Just down from the DC-3, a museum crew was assembling what they said was an old French seaplane. And just down from them were three Russian military helicopters including a Mi-24 Hind with all its armaments in place.
And so on through 20 acres of outside displays and a couple of acres under roof, including the main building with multiple IMAX theaters, as well as a separate Wilemsbau museum with costumes, furnishings and weapons from many historical periods.
The Technik Museum really soars on the strength of its military displays, and humans have always been at their most technically creative when they were pondering better ways to annihilate one another. One must-see is the U-9 submarine. Though built in 1966, the technology is shockingly primitive — all gnarly hand-turned valves and greasy gears.
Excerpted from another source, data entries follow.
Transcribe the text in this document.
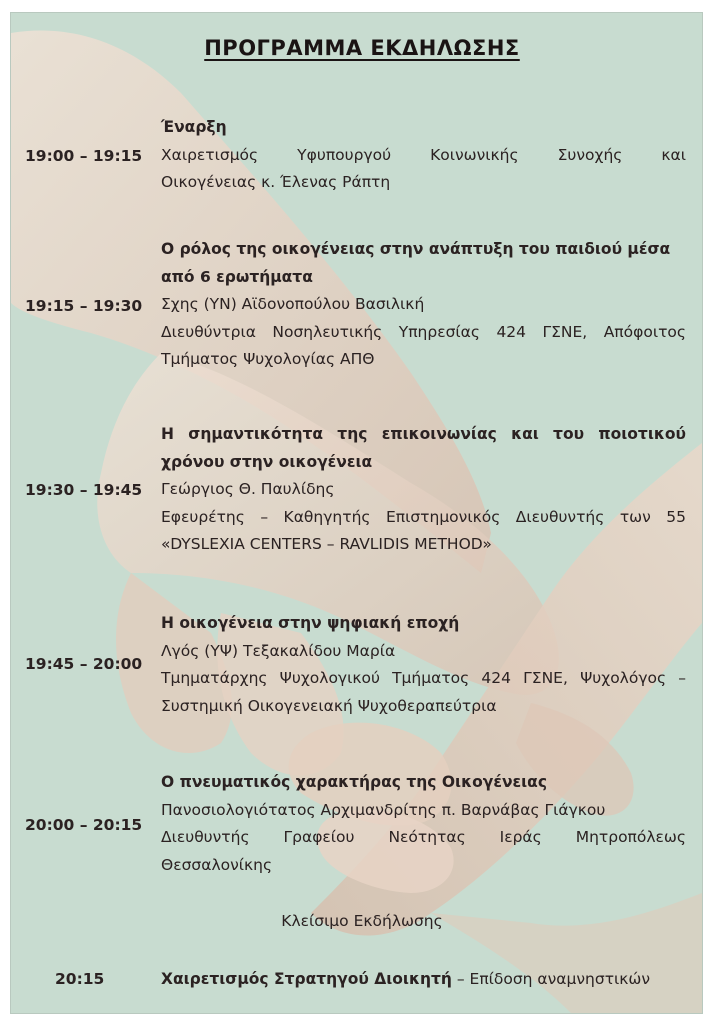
ΠΡΟΓΡΑΜΜΑ ΕΚΔΗΛΩΣΗΣ
Έναρξη
Χαιρετισμός Υφυπουργού Κοινωνικής Συνοχής και
Οικογένειας κ. Έλενας Ράπτη
19:00 – 19:15
Ο ρόλος της οικογένειας στην ανάπτυξη του παιδιού μέσα
από 6 ερωτήματα
Σχης (ΥΝ) Αϊδονοπούλου Βασιλική
Διευθύντρια Νοσηλευτικής Υπηρεσίας 424 ΓΣΝΕ, Απόφοιτος
Τμήματος Ψυχολογίας ΑΠΘ
19:15 – 19:30
Η σημαντικότητα της επικοινωνίας και του ποιοτικού
χρόνου στην οικογένεια
Γεώργιος Θ. Παυλίδης
Εφευρέτης – Καθηγητής Επιστημονικός Διευθυντής των 55
«DYSLEXIA CENTERS – RAVLIDIS METHOD»
19:30 – 19:45
Η οικογένεια στην ψηφιακή εποχή
Λγός (ΥΨ) Τεξακαλίδου Μαρία
Τμηματάρχης Ψυχολογικού Τμήματος 424 ΓΣΝΕ, Ψυχολόγος –
Συστημική Οικογενειακή Ψυχοθεραπεύτρια
19:45 – 20:00
Ο πνευματικός χαρακτήρας της Οικογένειας
Πανοσιολογιότατος Αρχιμανδρίτης π. Βαρνάβας Γιάγκου
Διευθυντής Γραφείου Νεότητας Ιεράς Μητροπόλεως
Θεσσαλονίκης
20:00 – 20:15
Κλείσιμο Εκδήλωσης
20:15	Χαιρετισμός Στρατηγού Διοικητή – Επίδοση αναμνηστικών
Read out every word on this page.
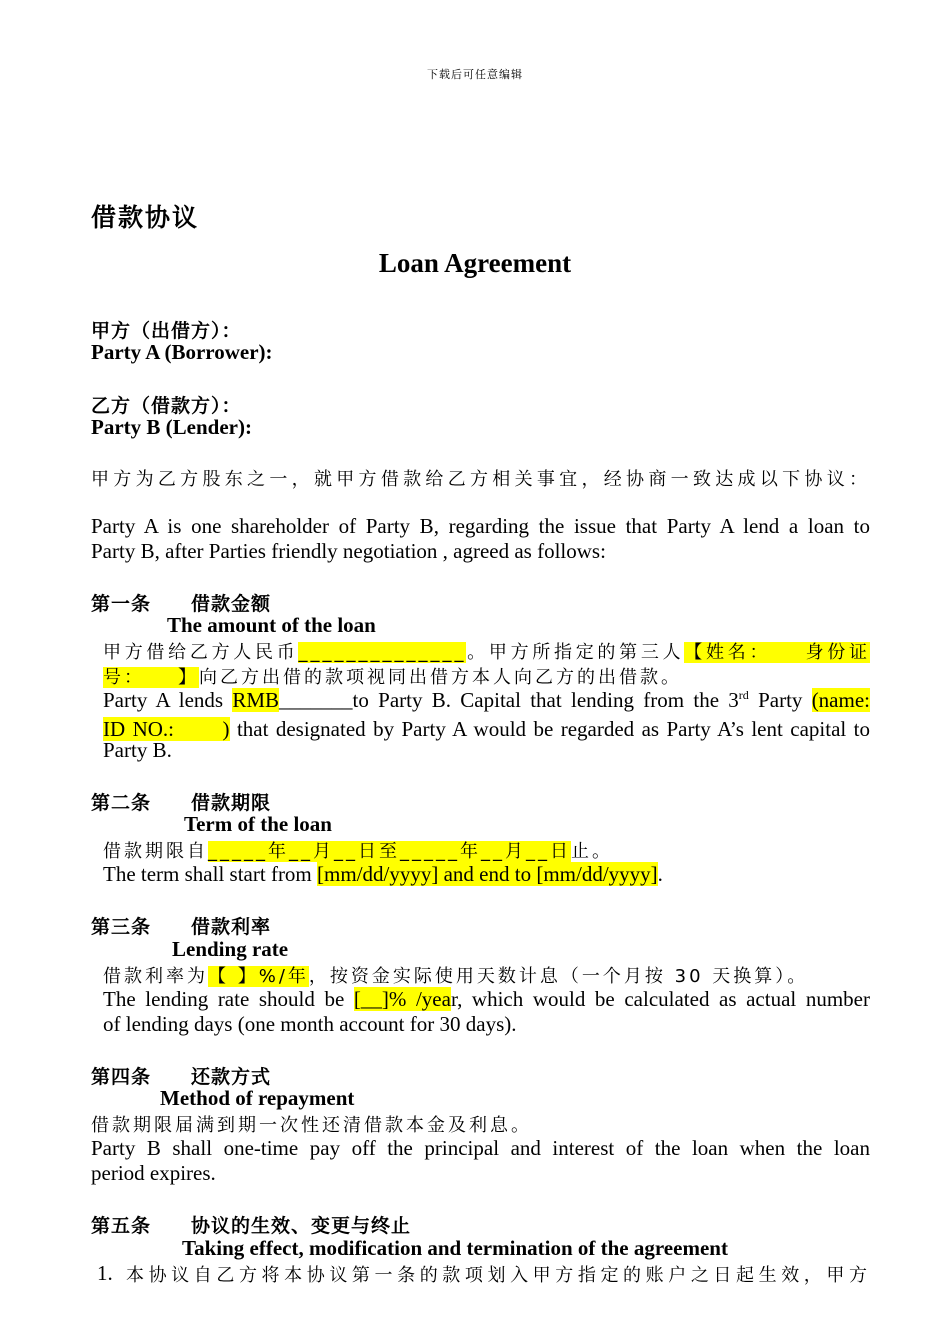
下载后可任意编辑
借款协议
Loan Agreement
甲方（出借方）：
Party A (Borrower):
乙方（借款方）：
Party B (Lender):
甲方为乙方股东之一，就甲方借款给乙方相关事宜，经协商一致达成以下协议：
Party A is one shareholder of Party B, regarding the issue that Party A lend a loan to
Party B, after Parties friendly negotiation , agreed as follows:
第一条 借款金额
The amount of the loan
甲方借给乙方人民币______________。甲方所指定的第三人【姓名：　　身份证
号：　　】向乙方出借的款项视同出借方本人向乙方的出借款。
Party A lends RMB_______to Party B. Capital that lending from the 3rd Party (name:
ID NO.:　　) that designated by Party A would be regarded as Party A’s lent capital to
Party B.
第二条 借款期限
Term of the loan
借款期限自_____年__月__日至_____年__月__日止。
The term shall start from [mm/dd/yyyy] and end to [mm/dd/yyyy].
第三条 借款利率
Lending rate
借款利率为【 】%/年，按资金实际使用天数计息（一个月按 30 天换算）。
The lending rate should be [__]% /year, which would be calculated as actual number
of lending days (one month account for 30 days).
第四条 还款方式
Method of repayment
借款期限届满到期一次性还清借款本金及利息。
Party B shall one-time pay off the principal and interest of the loan when the loan
period expires.
第五条 协议的生效、变更与终止
Taking effect, modification and termination of the agreement
1. 本协议自乙方将本协议第一条的款项划入甲方指定的账户之日起生效，甲方
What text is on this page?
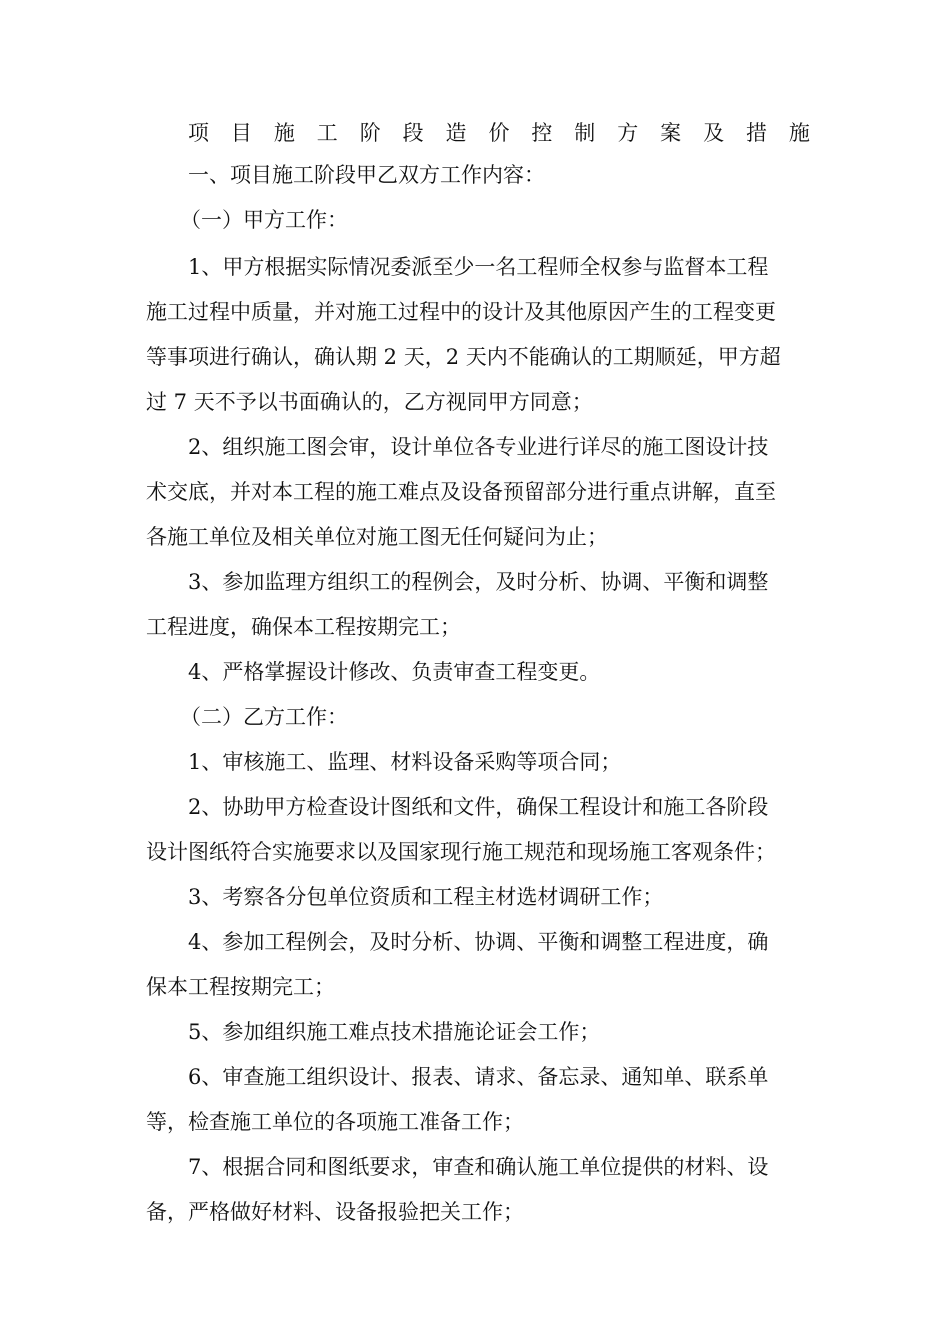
项 目 施 工 阶 段 造 价 控 制 方 案 及 措 施
一、项目施工阶段甲乙双方工作内容：
（一）甲方工作：
1、甲方根据实际情况委派至少一名工程师全权参与监督本工程
施工过程中质量，并对施工过程中的设计及其他原因产生的工程变更
等事项进行确认，确认期 2 天，2 天内不能确认的工期顺延，甲方超
过 7 天不予以书面确认的，乙方视同甲方同意；
2、组织施工图会审，设计单位各专业进行详尽的施工图设计技
术交底，并对本工程的施工难点及设备预留部分进行重点讲解，直至
各施工单位及相关单位对施工图无任何疑问为止；
3、参加监理方组织工的程例会，及时分析、协调、平衡和调整
工程进度，确保本工程按期完工；
4、严格掌握设计修改、负责审查工程变更。
（二）乙方工作：
1、审核施工、监理、材料设备采购等项合同；
2、协助甲方检查设计图纸和文件，确保工程设计和施工各阶段
设计图纸符合实施要求以及国家现行施工规范和现场施工客观条件；
3、考察各分包单位资质和工程主材选材调研工作；
4、参加工程例会，及时分析、协调、平衡和调整工程进度，确
保本工程按期完工；
5、参加组织施工难点技术措施论证会工作；
6、审查施工组织设计、报表、请求、备忘录、通知单、联系单
等，检查施工单位的各项施工准备工作；
7、根据合同和图纸要求，审查和确认施工单位提供的材料、设
备，严格做好材料、设备报验把关工作；
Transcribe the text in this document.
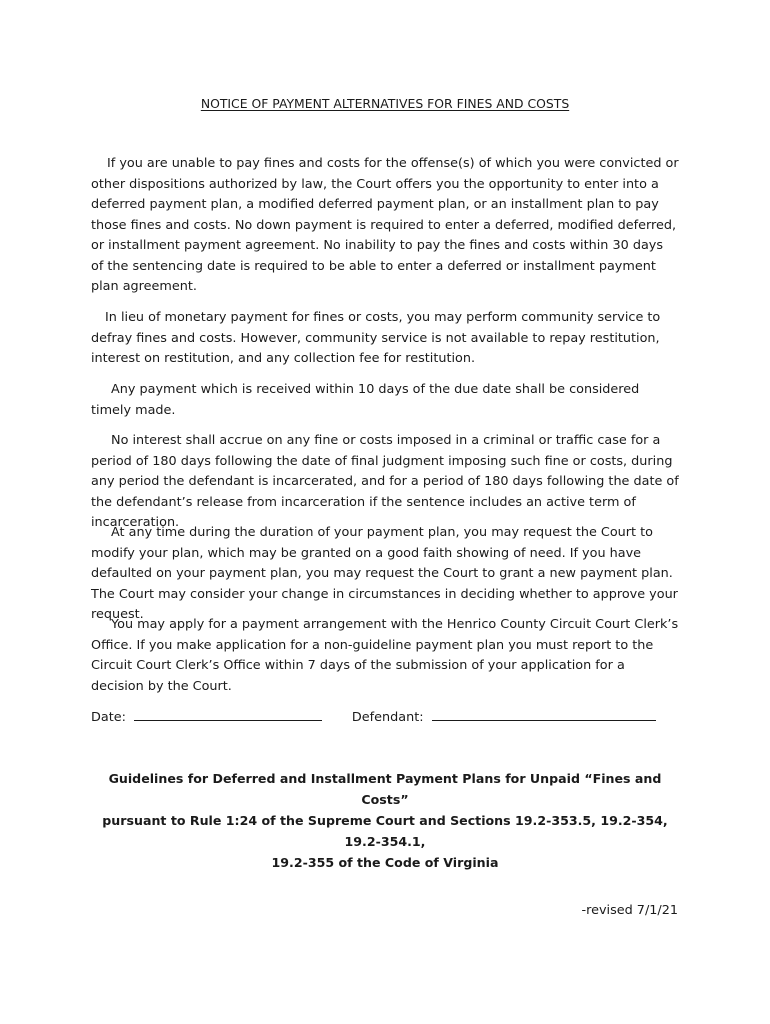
NOTICE OF PAYMENT ALTERNATIVES FOR FINES AND COSTS

If you are unable to pay fines and costs for the offense(s) of which you were convicted or other dispositions authorized by law, the Court offers you the opportunity to enter into a deferred payment plan, a modified deferred payment plan, or an installment plan to pay those fines and costs. No down payment is required to enter a deferred, modified deferred, or installment payment agreement. No inability to pay the fines and costs within 30 days of the sentencing date is required to be able to enter a deferred or installment payment plan agreement.

In lieu of monetary payment for fines or costs, you may perform community service to defray fines and costs. However, community service is not available to repay restitution, interest on restitution, and any collection fee for restitution.

Any payment which is received within 10 days of the due date shall be considered timely made.

No interest shall accrue on any fine or costs imposed in a criminal or traffic case for a period of 180 days following the date of final judgment imposing such fine or costs, during any period the defendant is incarcerated, and for a period of 180 days following the date of the defendant’s release from incarceration if the sentence includes an active term of incarceration.

At any time during the duration of your payment plan, you may request the Court to modify your plan, which may be granted on a good faith showing of need. If you have defaulted on your payment plan, you may request the Court to grant a new payment plan. The Court may consider your change in circumstances in deciding whether to approve your request.

You may apply for a payment arrangement with the Henrico County Circuit Court Clerk’s Office. If you make application for a non-guideline payment plan you must report to the Circuit Court Clerk’s Office within 7 days of the submission of your application for a decision by the Court.

Date:	Defendant:
Guidelines for Deferred and Installment Payment Plans for Unpaid “Fines and Costs”
pursuant to Rule 1:24 of the Supreme Court and Sections 19.2-353.5, 19.2-354, 19.2-354.1,
19.2-355 of the Code of Virginia
-revised 7/1/21
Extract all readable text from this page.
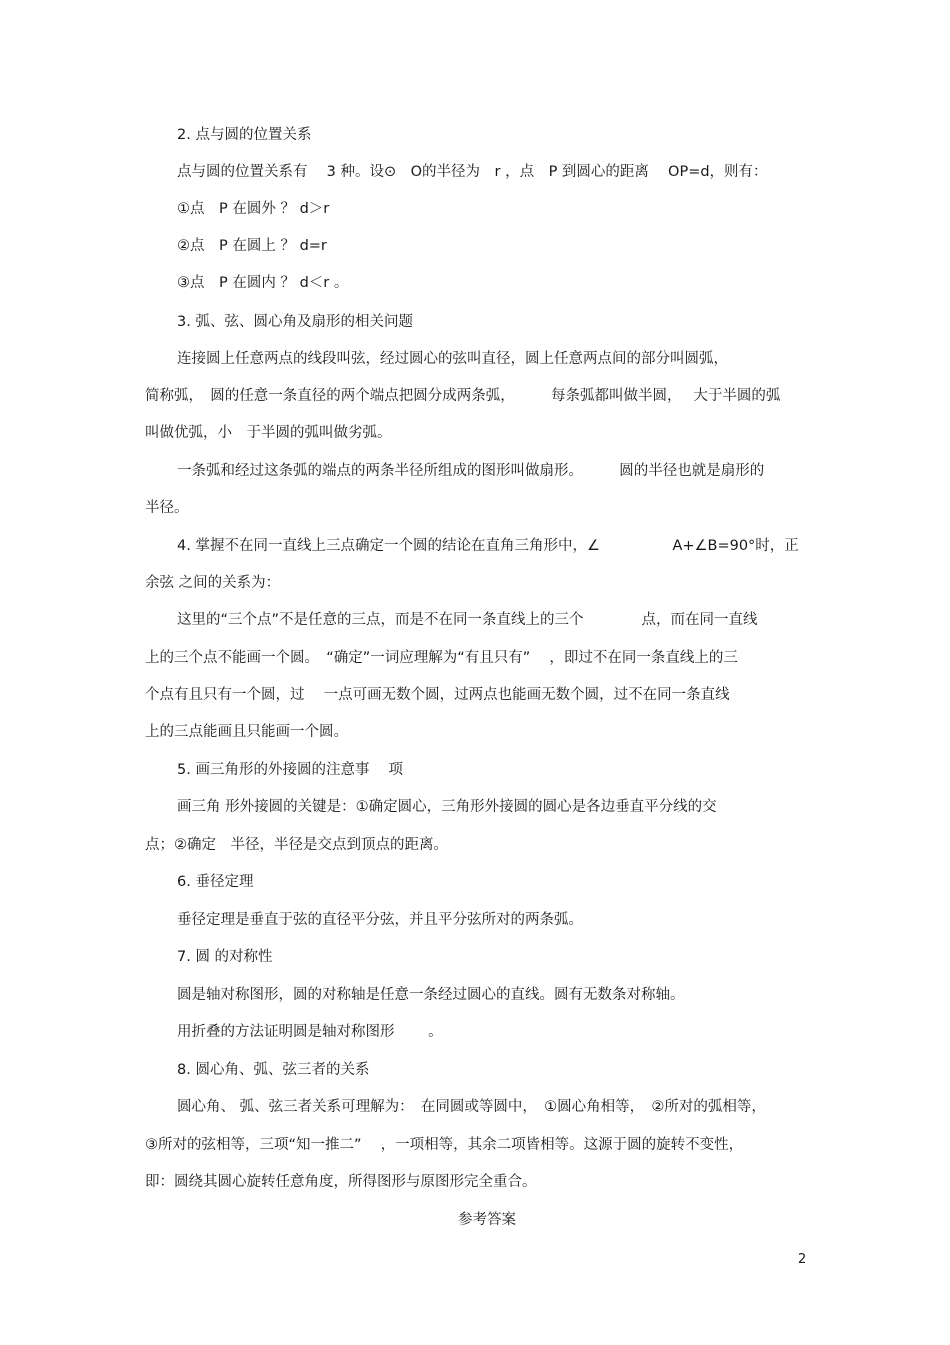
2. 点与圆的位置关系
点与圆的位置关系有　 3 种。设⊙　O的半径为　r ，点　P 到圆心的距离　 OP=d，则有：
①点　P 在圆外 ？ d＞r
②点　P 在圆上 ？ d=r
③点　P 在圆内 ？ d＜r 。
3. 弧、弦、圆心角及扇形的相关问题
连接圆上任意两点的线段叫弦，经过圆心的弦叫直径，圆上任意两点间的部分叫圆弧，
简称弧，　圆的任意一条直径的两个端点把圆分成两条弧，　　　每条弧都叫做半圆，　 大于半圆的弧
叫做优弧，小　于半圆的弧叫做劣弧。
一条弧和经过这条弧的端点的两条半径所组成的图形叫做扇形。　　　圆的半径也就是扇形的
半径。
4. 掌握不在同一直线上三点确定一个圆的结论在直角三角形中，∠　　　　　A+∠B=90°时，正
余弦 之间的关系为：
这里的“三个点”不是任意的三点，而是不在同一条直线上的三个　　　　点，而在同一直线
上的三个点不能画一个圆。　“确定”一词应理解为“有且只有”　 ，即过不在同一条直线上的三
个点有且只有一个圆，过　 一点可画无数个圆，过两点也能画无数个圆，过不在同一条直线
上的三点能画且只能画一个圆。
5. 画三角形的外接圆的注意事　 项
画三角 形外接圆的关键是：①确定圆心，三角形外接圆的圆心是各边垂直平分线的交
点；②确定　半径，半径是交点到顶点的距离。
6. 垂径定理
垂径定理是垂直于弦的直径平分弦，并且平分弦所对的两条弧。
7. 圆 的对称性
圆是轴对称图形，圆的对称轴是任意一条经过圆心的直线。圆有无数条对称轴。
用折叠的方法证明圆是轴对称图形　　 。
8. 圆心角、弧、弦三者的关系
圆心角、 弧、弦三者关系可理解为：　在同圆或等圆中，　①圆心角相等，　②所对的弧相等，
③所对的弦相等，三项“知一推二”　 ，一项相等，其余二项皆相等。这源于圆的旋转不变性，
即：圆绕其圆心旋转任意角度，所得图形与原图形完全重合。
参考答案
2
There are some shortcomings for Americans. Only a few displays are in English, and some have sort of weird touches, such as the mannequins in World War II German army uniforms standing next to 1950-era American fire trucks. Huh?
But for adults, teens and older children, the museum is a chance to see the convergence of art and industry, and just how far, how quickly and how imaginatively civilization has raced forward from the crude machines that ushered in the industrial revolution only 170 years ago.
Younger children will have plenty to entertain themselves, including a small water ride, a choice of IMAX movies and other fun diversions. Oh, and they can take a long, twisty slide from the 747 down back to ground level!
You can spend the day at the Technik Museum, and save Speyer’s cathedral and well-preserved town rivaling nearby Heidelberg for another trip.
On the QT ...
DIRECTIONS: The most direct way to get to Speyer from the Ramstein/ Kaiserslautern area is to take Autobahn 6 toward Mannheim. At the Frankenthaler Kreuz, take Autobahn 61 toward Ludwigshafen and exit at Speyer. Or, take Autobahn 6 to Mannheim, then follow it south to Autobahn 67 and get off at the Speyer exit. From the Frankfurt area, simply take Autobahn 67 south to the Speyer exit.
TIMES: The Technik Museum is open 9 a.m. to 6 a.m. daily. The IMAX theaters keep longer hours, with movies starting after 6 p.m.
COST: For just the Technik Museum and Wilhelmsbau, the price is 11 euros for adults and 9 euros for children under 14. An all-inclusive ticket for the museum and IMAX is 15.50 for adults and 11 euros for children. Tickets for the IMAX only are 7 euros for adults, 5.50 for children.
FOOD: The museum has a cafeteria-style restaurant in the main building, with indoor or outdoor seating. Entrees run between 5 and 8 euros, a small salad costs 2.60 euros, a large salad 4.85 euros, and soft drinks 2.30 euros. There’s a large restaurant on the grounds of the museum called the Pfalzer Weindorf that keeps late hours during high tourist season. Finally, Speyer’s city center is less than a mile away, with every sort of restaurant and café.